In the skiff I stowed my maps, boating charts, binocs, fishing nets and rods, depth sounder -- all the tools you use to explore, enhance and interpret the natural world on a field trip.

We followed on the coattails of late summer's first big cold front, a nor'wester that had broomed away the haze and torpor of early September and set lots of life to moving.

Catfish were feeding in the shallows. Wood ducks and teal erupted, to the two older girls' delight, at every turn through the creeks, which were walled by cordgrass higher than a man's head. The youngest child fretted and played with a toy in the bottom of the skiff.

Thread on the map

Not having planned to accomplish much, we were free to try anything, and on a whim, I idled up an unpromising little thread on the map called Ingem Gut. It wound for a mile or so, with that fat, sleek look bay marsh creeks get when they are gorged brimful with tide. Then ahead of us, it widened breathtakingly into a hidden cove of upland forest, and we saw the eagle.
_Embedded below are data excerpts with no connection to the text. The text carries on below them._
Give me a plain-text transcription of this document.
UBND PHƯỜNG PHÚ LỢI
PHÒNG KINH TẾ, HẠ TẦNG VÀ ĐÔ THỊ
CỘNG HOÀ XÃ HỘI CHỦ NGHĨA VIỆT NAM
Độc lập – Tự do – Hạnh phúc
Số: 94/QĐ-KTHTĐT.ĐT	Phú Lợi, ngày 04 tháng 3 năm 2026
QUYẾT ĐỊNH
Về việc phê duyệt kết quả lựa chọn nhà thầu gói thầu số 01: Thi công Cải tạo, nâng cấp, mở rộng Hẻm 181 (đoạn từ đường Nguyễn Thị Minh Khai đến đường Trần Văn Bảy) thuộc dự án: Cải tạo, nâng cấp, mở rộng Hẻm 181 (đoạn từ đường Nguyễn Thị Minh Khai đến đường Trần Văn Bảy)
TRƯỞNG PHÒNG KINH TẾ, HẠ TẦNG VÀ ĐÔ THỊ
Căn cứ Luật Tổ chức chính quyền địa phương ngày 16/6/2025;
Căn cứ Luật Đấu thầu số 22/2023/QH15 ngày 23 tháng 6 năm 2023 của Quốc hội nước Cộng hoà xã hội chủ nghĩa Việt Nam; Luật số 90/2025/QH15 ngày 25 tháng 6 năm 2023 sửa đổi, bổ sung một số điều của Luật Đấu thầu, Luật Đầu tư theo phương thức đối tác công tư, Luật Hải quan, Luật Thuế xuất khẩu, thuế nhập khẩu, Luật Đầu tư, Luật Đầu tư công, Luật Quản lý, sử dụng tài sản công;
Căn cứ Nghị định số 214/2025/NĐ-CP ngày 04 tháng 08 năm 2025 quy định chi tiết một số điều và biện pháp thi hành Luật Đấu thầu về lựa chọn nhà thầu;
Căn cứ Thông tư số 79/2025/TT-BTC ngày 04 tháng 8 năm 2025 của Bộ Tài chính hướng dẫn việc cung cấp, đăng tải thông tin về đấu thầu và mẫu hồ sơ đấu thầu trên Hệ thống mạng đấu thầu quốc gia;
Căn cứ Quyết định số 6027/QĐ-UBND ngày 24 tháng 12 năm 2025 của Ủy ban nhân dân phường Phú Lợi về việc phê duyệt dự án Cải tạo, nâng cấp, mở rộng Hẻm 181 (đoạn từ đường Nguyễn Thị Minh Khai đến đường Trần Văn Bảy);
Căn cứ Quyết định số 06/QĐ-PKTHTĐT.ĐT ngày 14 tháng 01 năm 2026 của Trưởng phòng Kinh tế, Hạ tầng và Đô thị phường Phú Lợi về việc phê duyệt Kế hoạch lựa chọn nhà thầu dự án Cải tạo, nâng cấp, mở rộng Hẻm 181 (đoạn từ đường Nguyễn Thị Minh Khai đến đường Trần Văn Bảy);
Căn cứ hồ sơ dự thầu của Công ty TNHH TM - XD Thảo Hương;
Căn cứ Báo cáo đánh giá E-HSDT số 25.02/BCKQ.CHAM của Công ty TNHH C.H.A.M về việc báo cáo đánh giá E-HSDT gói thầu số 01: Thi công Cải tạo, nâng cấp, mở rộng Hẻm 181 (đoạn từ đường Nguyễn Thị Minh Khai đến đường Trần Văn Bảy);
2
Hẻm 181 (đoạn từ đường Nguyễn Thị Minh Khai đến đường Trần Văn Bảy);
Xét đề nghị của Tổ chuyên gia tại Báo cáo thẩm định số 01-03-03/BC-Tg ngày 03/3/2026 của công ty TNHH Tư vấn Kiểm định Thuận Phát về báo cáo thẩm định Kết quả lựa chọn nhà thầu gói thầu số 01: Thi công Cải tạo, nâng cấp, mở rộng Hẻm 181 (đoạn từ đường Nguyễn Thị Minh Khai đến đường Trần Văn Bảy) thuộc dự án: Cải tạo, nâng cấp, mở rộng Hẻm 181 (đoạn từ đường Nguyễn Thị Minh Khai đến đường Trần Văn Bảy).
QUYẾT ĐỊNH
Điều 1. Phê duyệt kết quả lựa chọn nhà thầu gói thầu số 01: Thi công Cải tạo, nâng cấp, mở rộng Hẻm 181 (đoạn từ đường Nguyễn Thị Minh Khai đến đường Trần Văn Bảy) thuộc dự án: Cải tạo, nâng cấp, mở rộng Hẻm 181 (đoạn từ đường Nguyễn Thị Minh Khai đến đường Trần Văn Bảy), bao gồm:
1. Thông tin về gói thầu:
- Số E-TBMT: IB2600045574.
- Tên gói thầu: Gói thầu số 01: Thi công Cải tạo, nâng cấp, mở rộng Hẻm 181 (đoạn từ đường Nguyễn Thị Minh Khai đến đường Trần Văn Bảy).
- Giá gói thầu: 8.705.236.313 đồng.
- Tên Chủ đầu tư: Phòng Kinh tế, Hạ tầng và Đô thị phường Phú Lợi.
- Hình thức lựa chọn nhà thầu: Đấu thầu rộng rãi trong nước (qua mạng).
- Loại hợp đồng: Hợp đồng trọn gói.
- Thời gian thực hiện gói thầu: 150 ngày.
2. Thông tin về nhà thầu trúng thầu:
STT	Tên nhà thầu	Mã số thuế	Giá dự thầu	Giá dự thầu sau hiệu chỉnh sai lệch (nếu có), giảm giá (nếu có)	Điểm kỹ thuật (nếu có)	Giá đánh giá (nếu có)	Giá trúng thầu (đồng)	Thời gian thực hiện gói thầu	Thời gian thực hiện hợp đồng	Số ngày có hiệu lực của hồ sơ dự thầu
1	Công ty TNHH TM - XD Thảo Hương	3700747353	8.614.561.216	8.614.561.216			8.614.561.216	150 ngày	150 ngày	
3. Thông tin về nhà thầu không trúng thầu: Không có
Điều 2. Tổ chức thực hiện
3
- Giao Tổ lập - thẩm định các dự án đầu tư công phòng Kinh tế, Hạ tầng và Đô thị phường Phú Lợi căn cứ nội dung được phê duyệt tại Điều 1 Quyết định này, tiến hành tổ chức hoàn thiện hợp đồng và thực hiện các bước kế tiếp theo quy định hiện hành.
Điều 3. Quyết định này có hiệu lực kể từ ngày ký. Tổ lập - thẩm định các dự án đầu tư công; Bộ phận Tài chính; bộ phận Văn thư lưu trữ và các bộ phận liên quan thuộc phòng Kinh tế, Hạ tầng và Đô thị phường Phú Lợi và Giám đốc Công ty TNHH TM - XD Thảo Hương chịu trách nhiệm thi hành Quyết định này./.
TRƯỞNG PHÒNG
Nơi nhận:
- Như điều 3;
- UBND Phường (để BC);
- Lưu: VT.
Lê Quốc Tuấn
It sat on a tall, dead pine snag, sunning itself, white head and tail brilliant against the dark brown body. It seemed unconcerned as we cut the engine and began poling the skiff closer.

Two hundred feet. A hundred fifty. The girls were rapt. We could discern the fierce eyes. A hundred feet; less; then with a couple of disdainful flaps it broke the spell and vanished into the forest.

My daughter that summer had been to Maine, to Paris, and now she'd been up Ingem Gut. I wonder which, in 20 years, she'll remember?